The complainant asked the representative whether the call was being taped, and when she replied in the affirmative, he requested that the taping be stopped. He also told the representative that she was required to inform the receiving party at the outset that the call was being taped. He then asked that she have her supervisor contact him. The representative put him on hold. The company stated that he then hung up.
Later that month, the complainant’s mother submitted a request to the company for a transcript and a CD copy of the call made to her during the week of March 6 to 10. In her note, the mother also gave her consent for the complainant to act as her representative. Two weeks later, the company provided a transcript, but not a CD copy, of the call of March 10. The complainant subsequently alleged that during the week in question the company had made and recorded not one, but two, calls to his mother’s residence – one that captured his mother’s voice, and one that captured his own.
On the broader issue of notification, the company argued that most telecommunication companies do not notify their customers of the recording or monitoring of outgoing marketing calls because they see it as an impediment to their business.
Issued June 21, 2007
Application: Principle 4.2.3 states that the identified purposes for which personal information is collected should be specified at or before the time of collection to the individual from whom the personal information is collected; it goes on to say that the purposes may be specified orally or in writing, depending upon the way in which the information is collected. Principle 4.3 states that the knowledge and consent of the individual are required for the collection, use, or disclosure of personal information, except where inappropriate. Principle 4.3.2 emphasizes that Principle 4.3 requires knowledge as well as consent and goes on to say that organizations must make a reasonable effort to ensure that the individual is advised of the purposes for which information will be used.
In making her determinations, the Privacy Commissioner deliberated as follows:
- With respect to the company’s purpose of recording calls for quality assurance, it has been established that the company does make a practice of specifying its purpose to the individual customer at the time of receiving an incoming call, but does not make a practice of doing so at the time of making an outgoing marketing call.

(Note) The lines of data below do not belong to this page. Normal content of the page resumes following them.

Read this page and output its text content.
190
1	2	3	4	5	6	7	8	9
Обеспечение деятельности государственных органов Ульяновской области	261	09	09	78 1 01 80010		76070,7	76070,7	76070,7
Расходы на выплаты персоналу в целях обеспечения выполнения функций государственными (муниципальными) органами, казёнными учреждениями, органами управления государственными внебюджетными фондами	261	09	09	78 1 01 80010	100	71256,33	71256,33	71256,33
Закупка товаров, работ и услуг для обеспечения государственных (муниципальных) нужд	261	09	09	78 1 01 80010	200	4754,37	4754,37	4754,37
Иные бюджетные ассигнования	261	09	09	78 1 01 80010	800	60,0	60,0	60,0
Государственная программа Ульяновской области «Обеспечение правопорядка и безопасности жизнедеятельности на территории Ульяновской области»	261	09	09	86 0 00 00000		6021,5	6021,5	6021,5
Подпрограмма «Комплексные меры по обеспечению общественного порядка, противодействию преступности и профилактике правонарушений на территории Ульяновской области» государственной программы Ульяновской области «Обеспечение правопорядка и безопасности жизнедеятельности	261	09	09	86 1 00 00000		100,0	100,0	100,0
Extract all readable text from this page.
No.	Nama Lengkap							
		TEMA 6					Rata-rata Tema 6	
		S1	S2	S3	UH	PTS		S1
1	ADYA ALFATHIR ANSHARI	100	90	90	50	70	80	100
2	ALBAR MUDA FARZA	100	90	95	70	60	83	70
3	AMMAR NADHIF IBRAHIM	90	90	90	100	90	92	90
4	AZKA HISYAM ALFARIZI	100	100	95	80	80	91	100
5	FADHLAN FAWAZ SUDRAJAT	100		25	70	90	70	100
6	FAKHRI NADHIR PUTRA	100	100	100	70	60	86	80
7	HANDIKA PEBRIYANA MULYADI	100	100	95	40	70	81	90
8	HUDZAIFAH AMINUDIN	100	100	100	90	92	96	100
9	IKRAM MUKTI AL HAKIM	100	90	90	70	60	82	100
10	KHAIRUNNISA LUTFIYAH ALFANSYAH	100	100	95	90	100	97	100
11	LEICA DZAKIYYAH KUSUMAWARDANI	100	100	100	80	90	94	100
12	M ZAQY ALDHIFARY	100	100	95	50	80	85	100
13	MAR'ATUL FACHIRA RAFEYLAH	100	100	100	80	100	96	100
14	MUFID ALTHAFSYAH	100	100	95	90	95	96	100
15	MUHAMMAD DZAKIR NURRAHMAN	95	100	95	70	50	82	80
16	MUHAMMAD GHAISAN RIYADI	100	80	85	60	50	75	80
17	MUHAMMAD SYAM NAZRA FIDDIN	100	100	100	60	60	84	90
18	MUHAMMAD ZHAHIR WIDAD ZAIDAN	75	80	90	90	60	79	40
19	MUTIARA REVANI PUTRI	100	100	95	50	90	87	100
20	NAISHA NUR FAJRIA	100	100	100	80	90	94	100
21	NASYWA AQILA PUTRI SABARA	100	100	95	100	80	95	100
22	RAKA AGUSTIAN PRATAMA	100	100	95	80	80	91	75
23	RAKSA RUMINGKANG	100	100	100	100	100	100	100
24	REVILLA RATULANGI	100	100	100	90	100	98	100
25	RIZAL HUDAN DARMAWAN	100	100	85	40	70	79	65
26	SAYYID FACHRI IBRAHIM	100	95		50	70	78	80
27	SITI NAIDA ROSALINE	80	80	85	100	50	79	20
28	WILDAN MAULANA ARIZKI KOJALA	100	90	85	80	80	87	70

In the case of incoming calls, there is no doubt that the company makes a reasonable effort to inform, sufficient for the customer’s consent. The question was whether the same is true in the case of outgoing calls.
- The Commissioner was of the view that, for a practice as privacy-sensitive as the recording of customer calls, customers deserve all the more to be made aware of what is happening at the time it is happening – especially when it is not the customer, but rather the company, that initiates the call.
- The Commissioner added that, in any event, an organization’s purpose of quality assurance does not trump an individual’s privacy rights. As far as the Act was concerned, the fact that many customers do not like it when they find out that a company is recording their telephone conversations is no justification for keeping them in the dark.
- The Commissioner recommended that the company make a policy and practice of informing customers, at the beginning of each outgoing marketing call, by either an automated message or by a customer service representative, that the call is to be recorded or otherwise monitored and specifying the reason for doing so.
- The company agreed to implement the recommendation. The Commissioner therefore determined that the company was now meeting its obligations under Principles 4.2.3, 4.3 and 4.3.2.
The Commissioner therefore concluded that the complaint was well-founded and resolved.
On a final note, the Office amended its guidelines on the taping of customer calls to incorporate our recommendation in this case as a best practice. The guidelines explain that there are some very limited instances in which consent is not required under the Act. Such instances could include calls made to collect a debt or to investigate a potential case of fraud. Paragraph 7(1)(b) of the Act provides for such exceptions.